Além dessas coisinhas maravilhosas, ela trouxe ovinhos de Páscoa! (*˘︶˘*).。.:*♡ O meu almoço de Páscoa ficou mais completo.

Detalhes da aquarela brilhosa e do mini Harry

Minha amigas amigas são muito talentosas, verdadeiras artistas. Me sinto muito privilegiada de poder receber um pouquinho da arte de cada uma aqui. Toda essa jornada das cartas me faz pensar sobre estes dois versículos:
Um amigo fiel é uma poderosa proteção: quem o achou, descobriu um tesouro. Nada é comparável a um amigo fiel, o ouro e a prata não merecem ser postos em paralelo com a sinceridade de sua fé. (Eclesiástico 6-14-15)

Espero que alguém por aí se sinta convencido em trocar cartas com pessoas especiais! Penso que poderei guardar essas cartas por muitos anos e futuramente poderei associar cada uma delas a um momento particular da minha vida.
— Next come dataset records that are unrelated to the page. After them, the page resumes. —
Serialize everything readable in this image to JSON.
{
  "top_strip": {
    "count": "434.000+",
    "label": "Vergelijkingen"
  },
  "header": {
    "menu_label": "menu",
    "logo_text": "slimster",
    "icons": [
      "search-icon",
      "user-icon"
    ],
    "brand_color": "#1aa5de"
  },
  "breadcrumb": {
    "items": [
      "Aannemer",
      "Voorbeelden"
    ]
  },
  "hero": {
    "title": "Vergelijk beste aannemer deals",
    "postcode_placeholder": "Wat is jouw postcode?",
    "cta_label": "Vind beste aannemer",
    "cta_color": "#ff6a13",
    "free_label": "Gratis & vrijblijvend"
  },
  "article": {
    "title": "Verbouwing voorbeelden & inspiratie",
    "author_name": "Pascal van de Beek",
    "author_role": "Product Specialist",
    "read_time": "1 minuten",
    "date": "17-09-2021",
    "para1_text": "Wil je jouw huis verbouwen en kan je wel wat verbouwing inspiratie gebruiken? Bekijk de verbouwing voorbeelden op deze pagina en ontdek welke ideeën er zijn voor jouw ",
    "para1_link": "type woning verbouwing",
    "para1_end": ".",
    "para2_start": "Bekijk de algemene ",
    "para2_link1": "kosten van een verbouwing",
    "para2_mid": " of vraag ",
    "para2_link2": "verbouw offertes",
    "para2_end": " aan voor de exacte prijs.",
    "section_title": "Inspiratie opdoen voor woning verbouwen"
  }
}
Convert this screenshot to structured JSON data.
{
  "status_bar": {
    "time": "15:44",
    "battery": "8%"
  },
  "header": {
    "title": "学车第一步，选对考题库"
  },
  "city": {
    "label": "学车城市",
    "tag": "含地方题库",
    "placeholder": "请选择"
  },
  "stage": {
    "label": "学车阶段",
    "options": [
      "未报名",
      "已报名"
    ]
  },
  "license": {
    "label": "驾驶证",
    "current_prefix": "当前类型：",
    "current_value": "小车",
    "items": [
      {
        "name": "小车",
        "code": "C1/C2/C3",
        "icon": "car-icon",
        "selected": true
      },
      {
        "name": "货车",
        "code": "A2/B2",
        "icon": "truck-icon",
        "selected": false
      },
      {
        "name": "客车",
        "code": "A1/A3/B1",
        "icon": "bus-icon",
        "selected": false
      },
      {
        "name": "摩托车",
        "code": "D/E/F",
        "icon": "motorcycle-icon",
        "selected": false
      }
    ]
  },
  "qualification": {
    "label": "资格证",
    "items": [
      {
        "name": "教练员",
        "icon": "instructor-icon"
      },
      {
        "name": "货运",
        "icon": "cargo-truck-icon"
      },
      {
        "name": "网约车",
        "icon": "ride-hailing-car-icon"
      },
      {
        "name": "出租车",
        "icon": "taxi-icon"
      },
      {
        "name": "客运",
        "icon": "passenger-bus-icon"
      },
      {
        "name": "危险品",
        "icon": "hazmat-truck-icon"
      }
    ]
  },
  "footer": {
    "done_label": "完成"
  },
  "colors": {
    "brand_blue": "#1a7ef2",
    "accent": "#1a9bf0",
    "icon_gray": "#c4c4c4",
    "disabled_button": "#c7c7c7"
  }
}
Para finalizar, estas foram as cartinhas que enviei:




A carta que viajou demorou mais de um mês para chegar e nós ficamos extremamente apreensivas porque o correios deu a carta como entregue mesmo sem minha amiga estar com ela em mãos. No fim das contas, a carta só apareceu depois que fizemos uma novena para Santa Teresinha do Menino Jesus já que dentro do envelope eu havia enviado algumas coisas relacionadas à santinha francesa e dentre elas uma medalha que comprei no Carmelo aqui em Brasília. Pois é, um milagre de Páscoa.

Sobre perceber quando precisamos nos recolher e atualizações sobre estudos e leituras

Em algum post anterior eu havia comentado sobre como tenho a impressão de que o primeiro semestre do ano passa rapidamente enquanto a segunda parte do ano sempre dura mais... preciso dizer que isso se confirmou esse ano. Sinto como se ficássemos presos aos meses do segundo semestre. A vida adulta realmente muda nossa percepção temporal: quando crianças sentimos o tempo de forma tão suave, parece até uma brisa. E talvez isso aconteça porque não precisamos nos preocupar com muitas coisas exceto com o horário de ir para a escola e coisas do tipo. Conforme crescemos, o tempo parece passar cada vez mais rápido ou talvez devemos considerar o fator internet quando falamos desse assunto, já que essa conectividade excessiva faz o tempo voar e escorrer em nossas mãos. Enfim, esse assunto é logo demais para continuar neste momento.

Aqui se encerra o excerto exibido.